It's easy to point fingers at the OAA and the clubs Ted but bottom line is, trad shooters aren't turning out to trad shoots or provincial shoots so when clubs stop holding them and just have open shoots we all know why.


----------



## CLASSICHUNTER (May 20, 2005)

not pointing at oaa other than they should make sure CLUB applying can put on a well run thought out tournament... because in the end it reflects on the oaa.. imho I don`t know why you say trad is on the way out actually numbers are up in Canada.. I know in uk 75o/o shoot trad andn 25 shoot compound... but we are influenced by bow manufacturers which are mainly compound in north America..thats why..


----------



## crazymoose (May 17, 2005)

I know the group of trad shooters that I shoot with don't go to many tournaments,but when we do get together we have to go out in 3-4 groups of 4 to shoot.
Maybe if some of the hunting shows had more trad hunts than things might change.
I know from the retail side,it's difficult to purchase trad gear as everything is on back order due to high demand.
Just look at the ads and most of it is compound related as most of the hunting shows too.
I believe that trad is very big and strong but is like a sleeping giant.
My 2 favorite shoots to attend even though they are open to all classes are the P&P Charity Tournament and the Running Bear which have a large showing of traditional shooters.


----------



## Bigjono (Apr 21, 2009)

I believe recurve and longbow are as popular as ever.
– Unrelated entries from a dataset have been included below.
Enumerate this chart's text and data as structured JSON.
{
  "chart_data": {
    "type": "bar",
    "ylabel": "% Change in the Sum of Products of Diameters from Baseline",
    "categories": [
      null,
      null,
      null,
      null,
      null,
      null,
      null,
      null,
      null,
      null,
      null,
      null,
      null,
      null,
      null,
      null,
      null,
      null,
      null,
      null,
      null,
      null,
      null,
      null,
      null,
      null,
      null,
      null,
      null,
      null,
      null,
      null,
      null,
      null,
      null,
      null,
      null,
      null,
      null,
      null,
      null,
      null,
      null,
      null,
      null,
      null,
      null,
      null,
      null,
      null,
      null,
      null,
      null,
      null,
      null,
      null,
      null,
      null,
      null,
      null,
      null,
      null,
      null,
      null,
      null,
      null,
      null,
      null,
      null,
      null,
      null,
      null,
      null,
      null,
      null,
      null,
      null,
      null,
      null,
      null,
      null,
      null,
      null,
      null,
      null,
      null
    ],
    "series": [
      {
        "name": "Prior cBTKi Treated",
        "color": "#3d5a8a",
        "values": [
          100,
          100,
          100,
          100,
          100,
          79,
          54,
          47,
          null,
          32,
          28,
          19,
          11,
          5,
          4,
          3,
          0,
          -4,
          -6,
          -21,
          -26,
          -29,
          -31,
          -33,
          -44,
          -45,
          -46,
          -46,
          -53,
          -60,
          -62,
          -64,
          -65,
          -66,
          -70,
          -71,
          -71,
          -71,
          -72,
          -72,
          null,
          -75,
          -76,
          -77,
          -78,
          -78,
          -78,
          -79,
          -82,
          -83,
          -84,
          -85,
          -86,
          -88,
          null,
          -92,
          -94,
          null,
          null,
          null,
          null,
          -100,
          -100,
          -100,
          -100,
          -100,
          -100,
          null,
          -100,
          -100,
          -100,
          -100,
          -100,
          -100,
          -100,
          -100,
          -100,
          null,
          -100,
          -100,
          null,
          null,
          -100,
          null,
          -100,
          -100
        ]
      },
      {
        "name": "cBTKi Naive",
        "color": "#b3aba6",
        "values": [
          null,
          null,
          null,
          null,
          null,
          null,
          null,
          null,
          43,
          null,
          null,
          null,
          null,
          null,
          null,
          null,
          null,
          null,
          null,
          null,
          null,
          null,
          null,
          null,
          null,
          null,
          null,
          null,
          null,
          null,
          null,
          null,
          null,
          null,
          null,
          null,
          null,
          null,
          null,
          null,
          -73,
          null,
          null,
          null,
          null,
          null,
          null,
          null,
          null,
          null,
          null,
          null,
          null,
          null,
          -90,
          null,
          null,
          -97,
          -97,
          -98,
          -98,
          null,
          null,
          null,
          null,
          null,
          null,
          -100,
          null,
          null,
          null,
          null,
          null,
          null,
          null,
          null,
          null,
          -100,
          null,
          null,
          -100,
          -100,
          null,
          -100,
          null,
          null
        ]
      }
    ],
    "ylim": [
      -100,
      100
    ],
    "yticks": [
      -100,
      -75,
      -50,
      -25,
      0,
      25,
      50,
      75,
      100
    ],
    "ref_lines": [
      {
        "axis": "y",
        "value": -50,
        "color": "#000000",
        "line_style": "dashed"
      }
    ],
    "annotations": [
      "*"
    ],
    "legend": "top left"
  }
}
I think metal recurves are more popular with the kids now though. It's getting the people out to shoots that is my point. Most people at my club shoot Trad but it's mainly just 2 of us that travel to shoots. When clubs start getting 9 or 10 guys show up for trad shoots, they are not going to bother next year are they.


----------



## CLASSICHUNTER (May 20, 2005)

part of this is trad guys are pretty down to earth.. some its financial basic`s they fish cut grass spend time with the wife etc etc just a slower pace .. they don`t have to go out and win a tournament every weekend .. bigjono .. seems you think trad is going out.. when actually you have heard it is growing.. I know if I am correct you are from the uk and fairly new to Canada.. where trad is secondary shooting style compared to the uk....instead of beating this issue to death ..why not promote new ways to get people out.. HELP NOT HINDER.... imho ...all your posts are about trying to change existing classes .. which are pretty cut and dry.. come up to the Ottawa area we have great trad shoots ... chelsa quebec .... has about 175 shooters for their 2 day trad shoot ...and its all about fun..and of course pandp archery tournament


----------



## crazymoose (May 17, 2005)

Speaking for myself I don't attend many shoots due family obligations and finances. 
With 3 children involved with part time jobs and Air Cadets our responsibilities have changed this year.
My wife and I will try to get out to shoots if our time table allows.
There is also the cost factor as mentioned previously for fuel,registration,and lodging in some cases.
I believe the cost factor affects all forms of tournament archery and for some to attend these shoots may have to drive for hours in Ontario
to get to these clubs. Sometimes the old bank account controls a lot of what we do.
But for now I'll keep shooting my trad gear and support the sport and clubs when I can.
Have a great season everyone!!


----------